Dès le début du confinement, se fournir en matériel de protection a été extrêmement compliqué voir impossible. Pour la sécurité de toute l’équipe, travailler avec un protection adéquate est pourtant nécessaire. Mais souvent, de simples masques chirurgicaux sont de mise pour se protéger. Lorsque le confinement a été instauré, l’entreprise avait quelques masques FFP2 et cinq combinaisons intégrales en stock.

Ces FFP2 sont à réserver pour des situations où le risque est plus élevé. Pas le choix sans pouvoir trouver des fournisseurs fiables.

Les combinaisons intégrales sont destinées elles-aussi aux situations à haut risque de transmission. Souvent les vestes en tissus suffisent à offrir le minimum vital, lavées tous les jours, elles semblent cependant bien vulnérables face à ce virus mortel.

L’Union Professionnelle Nationale des Pompes Funèbres (UPNPF) a pourtant tiré la sonnette d’alarme dès le début de la pandémie, il faut aider les entreprises de pompes funèbres, les laisser partir chercher les corps sans protection adéquate, c’est mettre en péril toute une profession.

Ce métier a en plus toujours connu son lot de mystères. Mystères qui n’en sont pourtant pas, leur travail est direct et sans détours. Depuis la nuit des temps, les croque-morts ont un boulot de l’ombre, un boulot difficile et ingrat. David, lui ne le voit pas comme ça. C’est un métier de respect et d’accompagnement où l’humanité est nécessaire souvent plus qu’ailleurs. Et c’est bien ce qui éprouve David durant cette pandémie, faire ce travail si compliqué sans pouvoir offrir un service humain. Les défunts meurent seuls mais les familles ressentent également cette solitude. Impossible de rendre visite une dernière fois si le patient est confirmé Covid. Impossible de le prendre dans ses bras ou de lui dire au revoir. La plupart du temps, c’est le personnel infirmier qui est leur dernier lien avec cette vie.

Les jours s’enchainent, les heures défilent pour toute l’équipe. Le sommeil est souvent bref et peu reposant. Les appels arrivent jours et nuits. Les visites en maison de repos pour aller récupérer des corps succèdent aux visites à la morgue ou à certains domiciles.

Se protéger à tout prix, éviter de chopper ce virus. Mais pourtant, assurer un service d’accompagnement aux familles endeuillées.
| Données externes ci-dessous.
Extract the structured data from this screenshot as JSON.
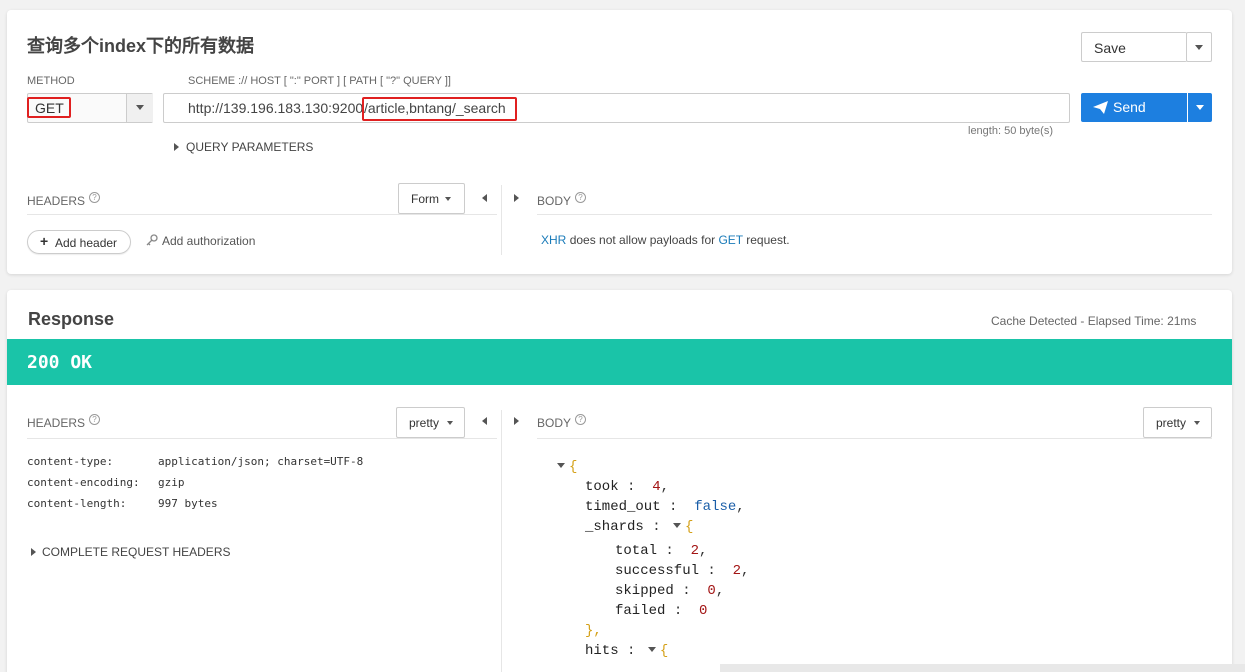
{
  "request": {
    "title": "查询多个index下的所有数据",
    "save_label": "Save",
    "method_label": "METHOD",
    "method": "GET",
    "scheme_label": "SCHEME :// HOST [ \":\" PORT ] [ PATH [ \"?\" QUERY ]]",
    "url_host": "http://139.196.183.130:9200",
    "url_path": "/article,bntang/_search",
    "send_label": "Send",
    "length_text": "length: 50 byte(s)",
    "query_params_label": "QUERY PARAMETERS",
    "headers_label": "HEADERS",
    "form_label": "Form",
    "add_header_label": "Add header",
    "add_auth_label": "Add authorization",
    "body_label": "BODY",
    "body_msg": {
      "xhr": "XHR",
      "middle": "does not allow payloads for",
      "get": "GET",
      "end": "request."
    }
  },
  "response": {
    "title": "Response",
    "cache_text": "Cache Detected - Elapsed Time: 21ms",
    "status": "200 OK",
    "status_color": "#1ac4a8",
    "headers_label": "HEADERS",
    "pretty_label": "pretty",
    "body_label": "BODY",
    "headers": [
      {
        "key": "content-type:",
        "value": "application/json; charset=UTF-8"
      },
      {
        "key": "content-encoding:",
        "value": "gzip"
      },
      {
        "key": "content-length:",
        "value": "997 bytes"
      }
    ],
    "complete_headers_label": "COMPLETE REQUEST HEADERS",
    "json": {
      "open": "{",
      "took_key": "took",
      "took_val": "4",
      "timed_out_key": "timed_out",
      "timed_out_val": "false",
      "shards_key": "_shards",
      "shards_open": "{",
      "total_key": "total",
      "total_val": "2",
      "successful_key": "successful",
      "successful_val": "2",
      "skipped_key": "skipped",
      "skipped_val": "0",
      "failed_key": "failed",
      "failed_val": "0",
      "shards_close": "},",
      "hits_key": "hits",
      "hits_open": "{"
    }
  }
}
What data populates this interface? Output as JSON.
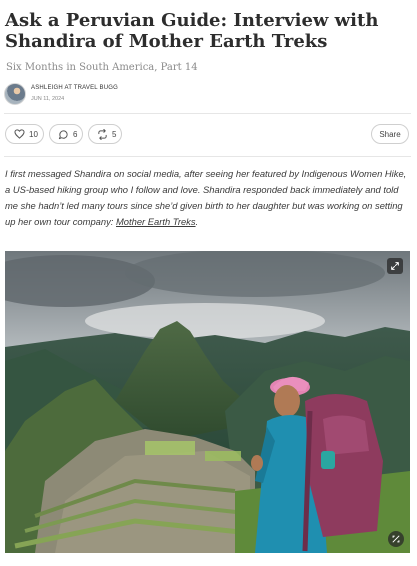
{
  "post": {
    "title": "Ask a Peruvian Guide: Interview with Shandira of Mother Earth Treks",
    "subtitle": "Six Months in South America, Part 14",
    "author": "ASHLEIGH AT TRAVEL BUGG",
    "date": "JUN 11, 2024"
  },
  "actions": {
    "likes": "10",
    "comments": "6",
    "restacks": "5",
    "share_label": "Share"
  },
  "body": {
    "text_before_link": "I first messaged Shandira on social media, after seeing her featured by Indigenous Women Hike, a US-based hiking group who I follow and love. Shandira responded back immediately and told me she hadn’t led many tours since she’d given birth to her daughter but was working on setting up her own tour company: ",
    "link_text": "Mother Earth Treks",
    "text_after_link": "."
  },
  "icons": {
    "like": "heart-icon",
    "comment": "comment-bubble-icon",
    "restack": "restack-arrows-icon",
    "expand": "expand-icon",
    "photo_tool": "image-tool-icon"
  },
  "colors": {
    "text": "#2d2d2d",
    "muted": "#8a8a8a",
    "pill_border": "#cfcfcf",
    "backpack": "#8e3b5e",
    "jacket": "#1f8fb0",
    "cap": "#e07aa8"
  }
}
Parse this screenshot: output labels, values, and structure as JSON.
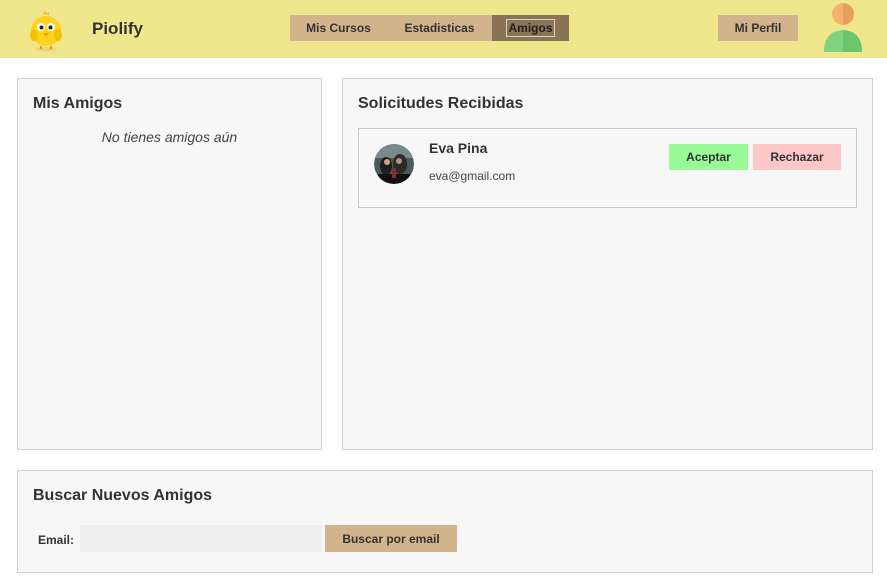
{
  "header": {
    "brand": "Piolify",
    "nav": [
      {
        "label": "Mis Cursos"
      },
      {
        "label": "Estadisticas"
      },
      {
        "label": "Amigos",
        "active": true
      }
    ],
    "profile_label": "Mi Perfil"
  },
  "friends": {
    "title": "Mis Amigos",
    "empty_text": "No tienes amigos aún"
  },
  "requests": {
    "title": "Solicitudes Recibidas",
    "items": [
      {
        "name": "Eva Pina",
        "email": "eva@gmail.com",
        "accept_label": "Aceptar",
        "reject_label": "Rechazar"
      }
    ]
  },
  "search": {
    "title": "Buscar Nuevos Amigos",
    "email_label": "Email:",
    "email_value": "",
    "email_placeholder": "",
    "button_label": "Buscar por email"
  },
  "colors": {
    "header_bg": "#f0e68c",
    "nav_bg": "#d2b48c",
    "nav_active_bg": "#8b7355",
    "accept_bg": "#98fb98",
    "reject_bg": "#ffc8c8",
    "panel_bg": "#f7f7f7"
  }
}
Un colis reçu, tiens, les masques promis par le gouvernement sont arrivés. David et ses employés espèrent des FFP2, il ne s’agit en fait que de masques chirurgicaux ! Ils iront dans l’armoire, pour une autre utilisation, pour plus tard, quand tout ira mieux.

Le travail du croque-mort n’est pas évident, celui caché de tous l’épuise mais pourtant, il reste humain.
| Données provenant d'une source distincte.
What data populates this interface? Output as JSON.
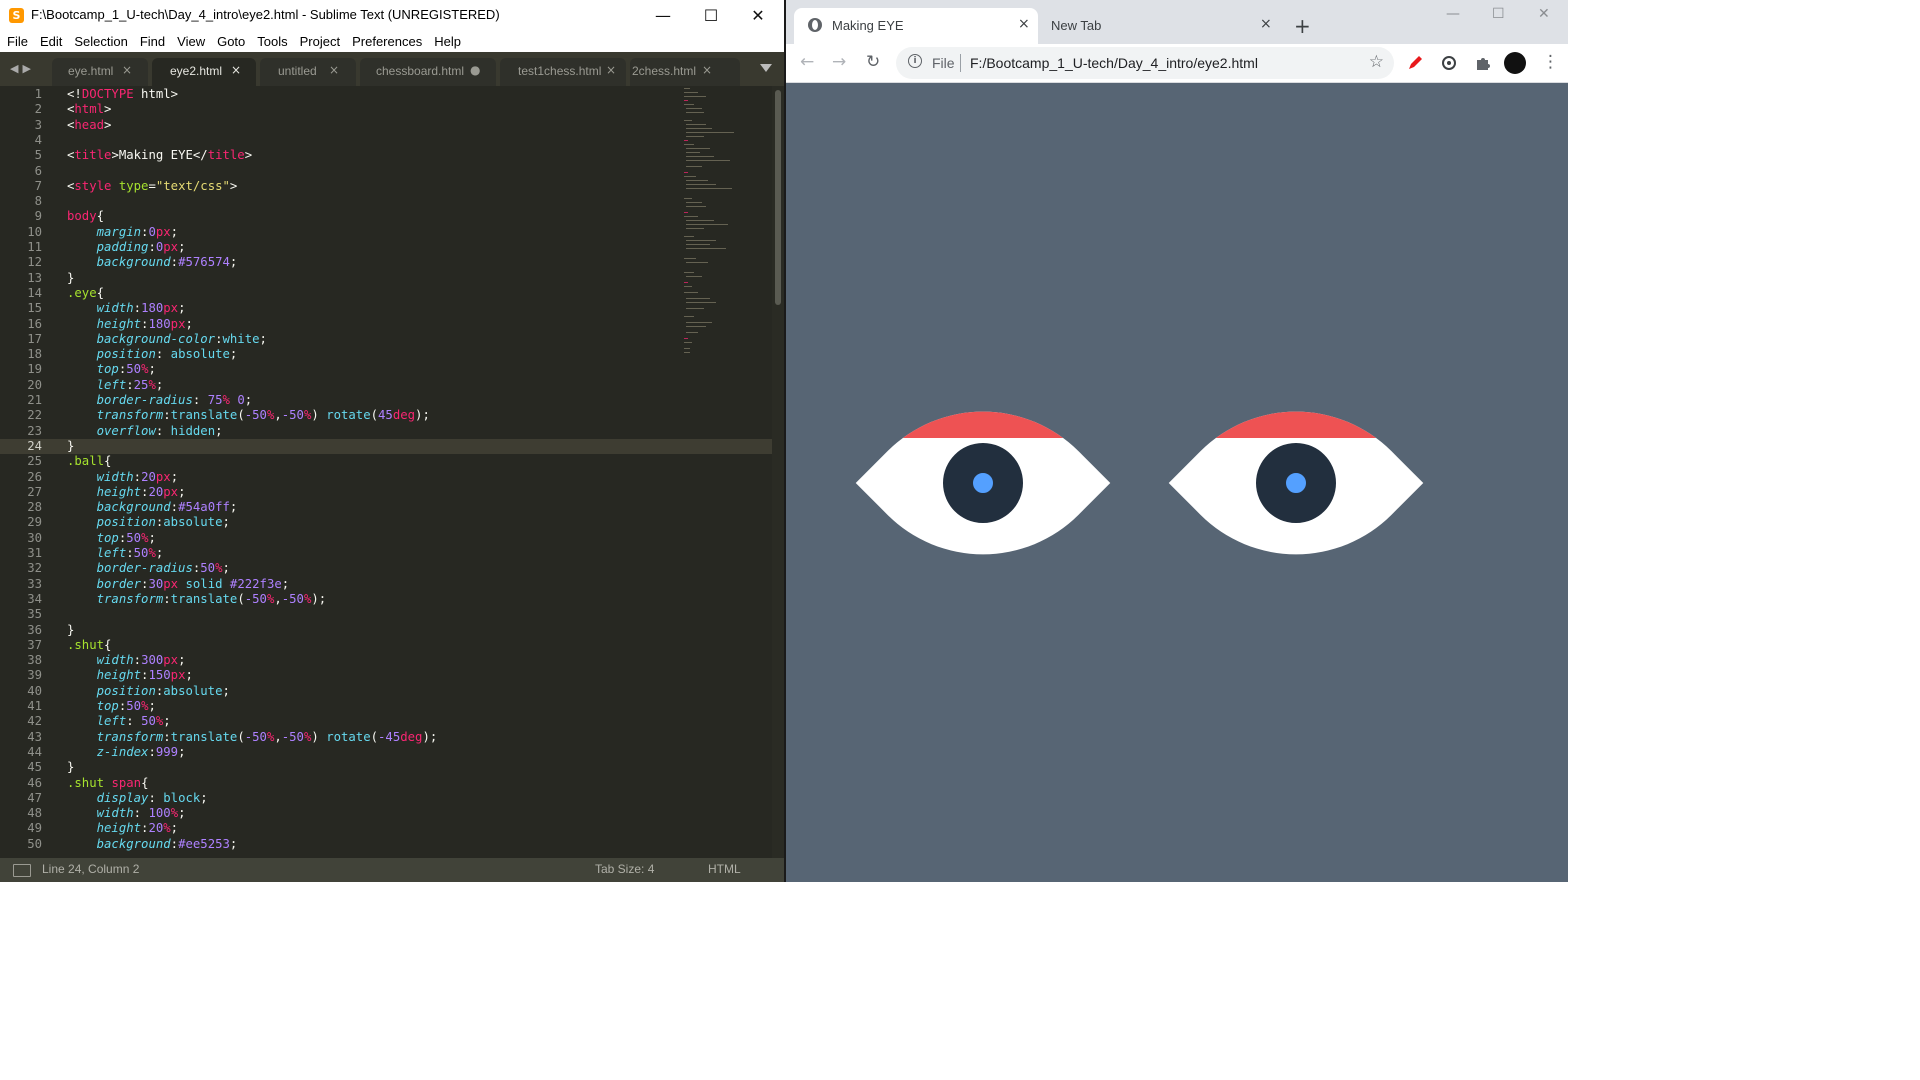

Car en plus de ce travail de collecte de corps, collectes oui ! Car il faut bien parler ainsi tant les cercueils contenant des corps s’accumulent dans les locaux de la petite entreprise familiale. Il faut aussi rassurer les familles et expliquer les règles mises en place par le gouvernement pour ralentir la propagation du virus.